Tommy Pham wrote:
My concerns are not just about performance for 1 box setup or 1 master with multiple slave replications and proxies. I'm more interested in the robustness such as Dynamic Schema(s), Multi-Master Replication, and Dynamic configuration (as featured in Apache DS).
Dynamic configuration and dynamic loading of schema have been supported since OpenLDAP 2.3. Multi-master replication is supported in OpenLDAP 2.4 (although in general, actual multi-master usage is almost always the wrong thing to do; floating master or single-master with hot standby are the only reliable approaches).
Multi-master or cluster setup have higher reliability and performance under heavy load with large data in my experience.
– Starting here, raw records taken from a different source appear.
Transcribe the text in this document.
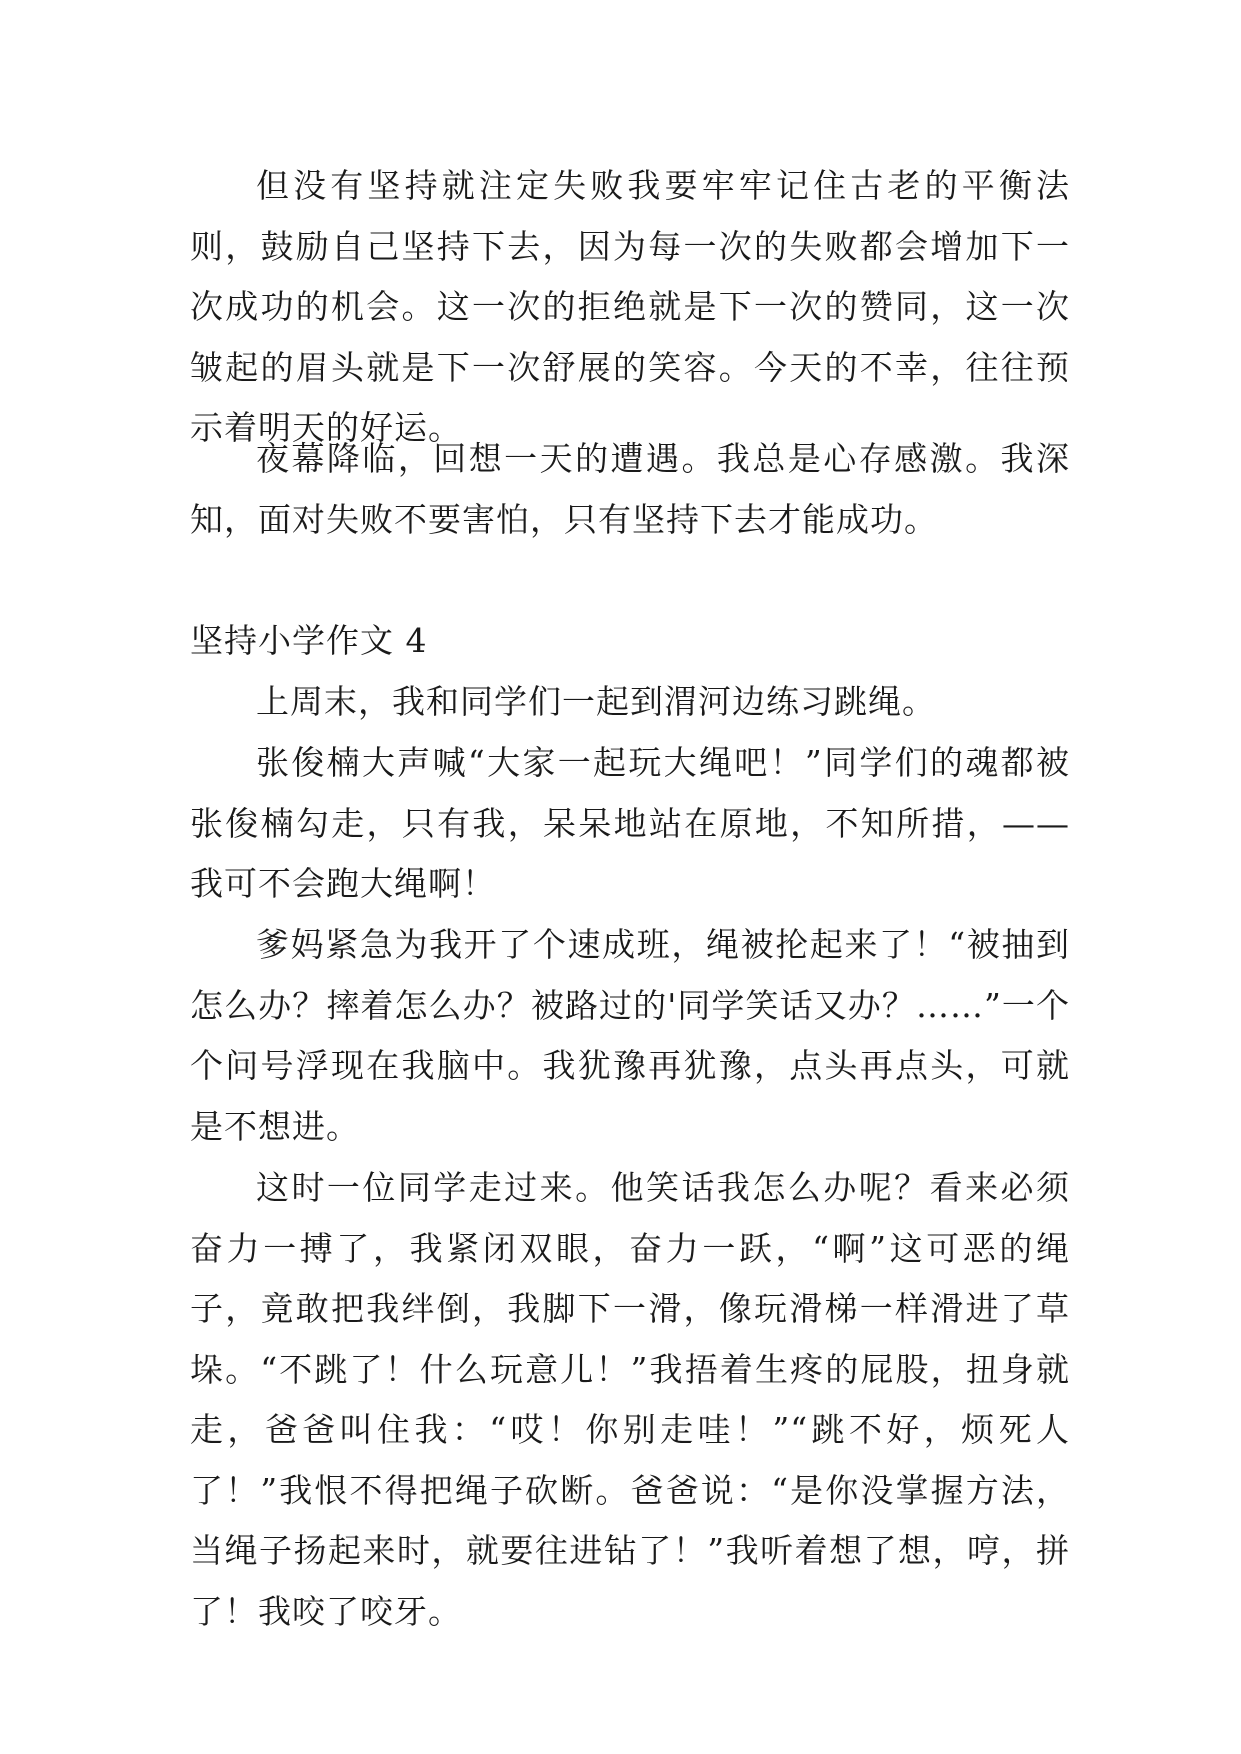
但没有坚持就注定失败我要牢牢记住古老的平衡法则，鼓励自己坚持下去，因为每一次的失败都会增加下一次成功的机会。这一次的拒绝就是下一次的赞同，这一次皱起的眉头就是下一次舒展的笑容。今天的不幸，往往预示着明天的好运。

夜幕降临，回想一天的遭遇。我总是心存感激。我深知，面对失败不要害怕，只有坚持下去才能成功。

坚持小学作文 4

上周末，我和同学们一起到渭河边练习跳绳。

张俊楠大声喊“大家一起玩大绳吧！”同学们的魂都被张俊楠勾走，只有我，呆呆地站在原地，不知所措，——我可不会跑大绳啊！

爹妈紧急为我开了个速成班，绳被抡起来了！“被抽到怎么办？摔着怎么办？被路过的'同学笑话又办？……”一个个问号浮现在我脑中。我犹豫再犹豫，点头再点头，可就是不想进。

这时一位同学走过来。他笑话我怎么办呢？看来必须奋力一搏了，我紧闭双眼，奋力一跃，“啊”这可恶的绳子，竟敢把我绊倒，我脚下一滑，像玩滑梯一样滑进了草垛。“不跳了！什么玩意儿！”我捂着生疼的屁股，扭身就走，爸爸叫住我：“哎！你别走哇！”“跳不好，烦死人了！”我恨不得把绳子砍断。爸爸说：“是你没掌握方法，当绳子扬起来时，就要往进钻了！”我听着想了想，哼，拼了！我咬了咬牙。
What experience is that? It would help to know what your point of reference is. What do you define as heavy load or large data? What is your definition of reliability? We've run OpenLDAP 2.3 on an SGI Altix with 32 Itanium CPUs on a database of over 150 million entries, delivering transaction rates of over 22,000 searches per second concurrent with over 4800 modifications per second, sustained for several hours. We know that OpenLDAP is unique in these capabilities because several other directory server packages also participated in these tests but most of them failed hard at much smaller sizes. The only other one to survive to the 150 million entry mark was turning in transaction rates orders of magnitude slower than ours.
On a dual-processor AMD Opteron server the slapd frontend can process over 32,000 authentications per second on 100Mbps ethernet - that's equivalent to over 128,000 packets per second, or over 90% of the theoretical bandwidth of the medium. In a clustered environment you'll never get rates this high or latencies this low, because of the overhead in communicating with a remote DB server/cluster.
Also, because I'm migrating from MS based platform, I intend to integrate other application servers into LDAP as well such as DNS (via bind-dlz), FTP, e-mail & groupware, Samba, etc... in the same way as MS integrates DNS and Exchange in it's Active Directory. Will OpenLDAP with back-bdb/hdb support all of that and still perform well when there are over millions of entries?
Yes, easily, and far better than anything else could ever hope to.
As for native DB support vs layer like ODBC, why not just use the DB's native client library?
That only eliminates part of the overhead. Back-bdb's storage format is also highly optimized; getting raw access to the data of a relational system still means accessing individual rows and columns. This is still a significant performance cost.
(I guess this falls in line with development mailing list more than this mailing list.) I understand that "a directory is a specialized database optimized for reading, browsing and searching" and not writing. That's why I opt for having dedicated RDBMS vs embedded for distributed computing... just as enterprise applications are developed in n-tier.
Separating the OpenLDAP frontend from the storage backend offers no benefits; it only incurs additional costs in performance and administration overhead. N-tier architectures make sense in large enterprises for keeping data close to where it will be used. But they don't offer any actual reliability benefits. Simple algebra tells you that these designs decrease MTBF, they can never increase it.